Il tema della riforma giudiziaria non riguarda un ministro o il legislatore che pure deve decidere. Ci sono mondi collaterali ad eccezione della Camera Penale che raggruppa tutti i penalisti italiani totalmente in imbarazzante silenzio come il mondo dell’avvocatura spesso confinato in querelle o bagatelle che sminuiscono la funzione della toga da un punto di vista etico senza riconoscerne il valore.

È doveroso precisare che la riforma non dovrà limitarsi ad aspetti meramente tecnico-procedurali come la porcheria del trojan o il frequente asse pm/media sulle intercettazioni ma va ben aldilà e coinvolge valori costituzionali come certezza della pena, la garanzia di processi che si svolgano in tempi certi per il riconoscimento o meno della presunzione di innocenza così come è diventato centrale anche per una democrazia difficile come la nostra assicurare l’umanità delle carceri.
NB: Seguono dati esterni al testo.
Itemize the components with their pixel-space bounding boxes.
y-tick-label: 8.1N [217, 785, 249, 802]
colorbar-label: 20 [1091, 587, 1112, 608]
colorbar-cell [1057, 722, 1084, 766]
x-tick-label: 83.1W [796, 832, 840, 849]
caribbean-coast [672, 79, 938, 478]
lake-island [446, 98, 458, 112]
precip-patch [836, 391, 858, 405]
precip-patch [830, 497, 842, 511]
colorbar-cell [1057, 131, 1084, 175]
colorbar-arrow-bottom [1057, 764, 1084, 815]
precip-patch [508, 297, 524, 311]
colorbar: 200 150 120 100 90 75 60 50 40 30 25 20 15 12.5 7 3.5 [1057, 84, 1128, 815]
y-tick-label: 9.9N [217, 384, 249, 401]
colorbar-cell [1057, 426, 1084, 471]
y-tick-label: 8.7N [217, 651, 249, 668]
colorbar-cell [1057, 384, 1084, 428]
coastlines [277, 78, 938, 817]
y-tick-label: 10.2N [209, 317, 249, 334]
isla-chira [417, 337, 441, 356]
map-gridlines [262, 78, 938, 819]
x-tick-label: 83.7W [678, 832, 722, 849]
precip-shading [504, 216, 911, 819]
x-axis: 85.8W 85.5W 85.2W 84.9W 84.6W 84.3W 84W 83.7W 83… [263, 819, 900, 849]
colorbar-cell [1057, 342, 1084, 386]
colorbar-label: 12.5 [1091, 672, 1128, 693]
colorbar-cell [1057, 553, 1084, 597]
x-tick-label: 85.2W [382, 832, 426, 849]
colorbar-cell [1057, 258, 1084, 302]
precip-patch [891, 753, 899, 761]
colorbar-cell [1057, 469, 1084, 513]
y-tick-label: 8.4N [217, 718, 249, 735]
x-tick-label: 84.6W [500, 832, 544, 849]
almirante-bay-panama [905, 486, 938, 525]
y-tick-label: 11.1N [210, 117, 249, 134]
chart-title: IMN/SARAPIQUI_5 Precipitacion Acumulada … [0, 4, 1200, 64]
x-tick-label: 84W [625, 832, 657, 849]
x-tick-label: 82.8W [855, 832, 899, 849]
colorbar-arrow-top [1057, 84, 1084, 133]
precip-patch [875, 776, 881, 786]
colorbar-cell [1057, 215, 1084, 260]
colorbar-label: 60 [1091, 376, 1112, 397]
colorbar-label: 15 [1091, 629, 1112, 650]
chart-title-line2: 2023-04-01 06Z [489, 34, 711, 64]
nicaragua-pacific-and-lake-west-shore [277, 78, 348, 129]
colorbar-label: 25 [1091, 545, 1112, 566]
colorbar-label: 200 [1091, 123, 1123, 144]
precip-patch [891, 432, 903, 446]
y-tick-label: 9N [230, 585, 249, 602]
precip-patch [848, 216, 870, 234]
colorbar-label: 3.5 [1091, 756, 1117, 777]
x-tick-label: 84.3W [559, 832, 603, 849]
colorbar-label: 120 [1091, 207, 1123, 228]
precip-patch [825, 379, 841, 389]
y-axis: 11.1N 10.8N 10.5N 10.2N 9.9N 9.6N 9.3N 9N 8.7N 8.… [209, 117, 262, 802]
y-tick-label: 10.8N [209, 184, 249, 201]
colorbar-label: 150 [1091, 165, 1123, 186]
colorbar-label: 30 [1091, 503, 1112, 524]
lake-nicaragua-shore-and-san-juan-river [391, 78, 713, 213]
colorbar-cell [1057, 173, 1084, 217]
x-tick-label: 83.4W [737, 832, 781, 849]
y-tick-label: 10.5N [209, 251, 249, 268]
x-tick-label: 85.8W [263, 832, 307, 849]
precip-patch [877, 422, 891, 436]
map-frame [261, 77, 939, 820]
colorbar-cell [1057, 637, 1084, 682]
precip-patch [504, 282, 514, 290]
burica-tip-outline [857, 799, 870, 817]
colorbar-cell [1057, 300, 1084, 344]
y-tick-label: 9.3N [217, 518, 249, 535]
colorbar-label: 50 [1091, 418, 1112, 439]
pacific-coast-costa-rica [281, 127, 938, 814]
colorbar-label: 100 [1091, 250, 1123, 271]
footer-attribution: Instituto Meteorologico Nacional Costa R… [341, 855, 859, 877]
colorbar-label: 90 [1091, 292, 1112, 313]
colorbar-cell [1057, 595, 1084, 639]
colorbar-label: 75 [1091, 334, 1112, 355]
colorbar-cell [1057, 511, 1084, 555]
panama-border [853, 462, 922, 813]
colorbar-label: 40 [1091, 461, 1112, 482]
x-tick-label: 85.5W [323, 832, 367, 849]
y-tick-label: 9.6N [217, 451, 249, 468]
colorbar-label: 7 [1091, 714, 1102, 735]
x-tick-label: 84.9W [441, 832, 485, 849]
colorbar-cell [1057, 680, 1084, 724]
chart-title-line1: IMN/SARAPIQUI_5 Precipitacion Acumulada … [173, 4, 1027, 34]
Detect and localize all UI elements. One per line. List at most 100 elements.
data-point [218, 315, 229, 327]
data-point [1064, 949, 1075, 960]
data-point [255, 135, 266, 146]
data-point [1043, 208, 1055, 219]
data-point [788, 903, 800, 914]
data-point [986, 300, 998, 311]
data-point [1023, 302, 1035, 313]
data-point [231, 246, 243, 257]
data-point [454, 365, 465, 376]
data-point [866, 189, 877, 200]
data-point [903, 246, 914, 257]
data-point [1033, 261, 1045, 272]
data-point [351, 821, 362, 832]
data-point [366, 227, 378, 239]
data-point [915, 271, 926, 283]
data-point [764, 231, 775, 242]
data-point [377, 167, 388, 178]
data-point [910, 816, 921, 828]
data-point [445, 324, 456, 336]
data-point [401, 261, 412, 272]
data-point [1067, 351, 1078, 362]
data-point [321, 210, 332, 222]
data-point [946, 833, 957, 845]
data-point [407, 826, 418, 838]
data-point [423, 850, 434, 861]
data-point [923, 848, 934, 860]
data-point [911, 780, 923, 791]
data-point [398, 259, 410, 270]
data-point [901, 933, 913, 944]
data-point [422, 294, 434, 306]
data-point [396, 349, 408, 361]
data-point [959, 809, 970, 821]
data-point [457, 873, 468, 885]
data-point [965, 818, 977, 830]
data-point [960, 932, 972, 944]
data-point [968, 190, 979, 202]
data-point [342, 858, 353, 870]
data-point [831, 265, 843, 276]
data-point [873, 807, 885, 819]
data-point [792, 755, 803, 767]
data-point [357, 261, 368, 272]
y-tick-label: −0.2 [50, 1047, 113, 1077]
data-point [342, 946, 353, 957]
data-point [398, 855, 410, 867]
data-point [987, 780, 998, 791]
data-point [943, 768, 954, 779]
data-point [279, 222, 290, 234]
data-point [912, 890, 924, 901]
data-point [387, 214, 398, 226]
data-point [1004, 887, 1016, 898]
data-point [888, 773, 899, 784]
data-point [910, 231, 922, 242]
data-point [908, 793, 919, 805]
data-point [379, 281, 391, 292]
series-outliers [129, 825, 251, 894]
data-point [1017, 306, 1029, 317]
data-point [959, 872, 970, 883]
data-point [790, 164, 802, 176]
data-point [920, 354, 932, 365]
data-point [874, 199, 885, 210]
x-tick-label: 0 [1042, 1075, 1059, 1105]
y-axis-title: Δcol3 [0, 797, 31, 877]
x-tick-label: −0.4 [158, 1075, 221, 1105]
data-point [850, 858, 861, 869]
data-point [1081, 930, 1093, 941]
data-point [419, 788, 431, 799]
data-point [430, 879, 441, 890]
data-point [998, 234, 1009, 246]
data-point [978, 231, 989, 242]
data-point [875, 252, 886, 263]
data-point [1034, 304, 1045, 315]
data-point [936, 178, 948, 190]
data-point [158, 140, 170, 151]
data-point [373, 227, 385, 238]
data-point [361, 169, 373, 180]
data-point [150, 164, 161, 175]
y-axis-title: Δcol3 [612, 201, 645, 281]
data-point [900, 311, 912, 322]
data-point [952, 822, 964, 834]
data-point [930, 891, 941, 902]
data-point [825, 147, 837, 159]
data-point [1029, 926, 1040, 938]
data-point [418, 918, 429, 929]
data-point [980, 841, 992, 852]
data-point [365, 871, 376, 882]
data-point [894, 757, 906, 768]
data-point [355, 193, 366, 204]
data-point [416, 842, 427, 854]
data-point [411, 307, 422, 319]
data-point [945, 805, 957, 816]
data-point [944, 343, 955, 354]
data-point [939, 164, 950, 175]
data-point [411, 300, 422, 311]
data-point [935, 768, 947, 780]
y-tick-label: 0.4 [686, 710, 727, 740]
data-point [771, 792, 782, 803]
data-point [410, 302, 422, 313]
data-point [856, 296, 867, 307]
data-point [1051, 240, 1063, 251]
Su quest’ultimo punto, il riscontro della cronaca: sette minorenni evasi dal carcere minorile dal “Beccaria” di Milano fanno alzare i toni del discorso securitario inducendo l’opinione pubblica a rafforzare l’insano principio del “gettare le chiavi”. Toni forti vengono utilizzati l’evasione di sette minorenni mentre si resta in silenzio assordante per la lunga sequenza di suicidi in carcere che mette in gioco il rispetto della dignità umana.

Nei prossimi giorni non ci sarà da aspettare ancora dichiarazioni di intenti dell’attuale ministro di Giustizia. Basta acquistare l’ultimo libro edito da LiberiLibri: 70 pagine di una pubblicazione tutt’altro che enciclopedica ma solo un viaggio storicopolitico che parte dall’ìdea di giustizia per finire ai punti cardini di una impresa riformatrice difficile, non dilazionabile e coraggiosa che assicura Nordio “sicuramente incontrerà mille ostacoli ed opposizioni da parte dei pronipoti dell’Ancien Regime”. Una considerazione veritiera che sicuramente accende il dibattito su una riforma che dal 1994 si trascina nella crisi del paese e fa parte della mai compiuta transizione dalla cosiddetta Prima Repubblica ai tempi moderni.

Entrando nell’ultima settimana dell’anno non resta che augurarsi che l’esecutivo Meloni abbracci i ragionamenti di Nordio riscattando i silenzi ed omissioni del passato.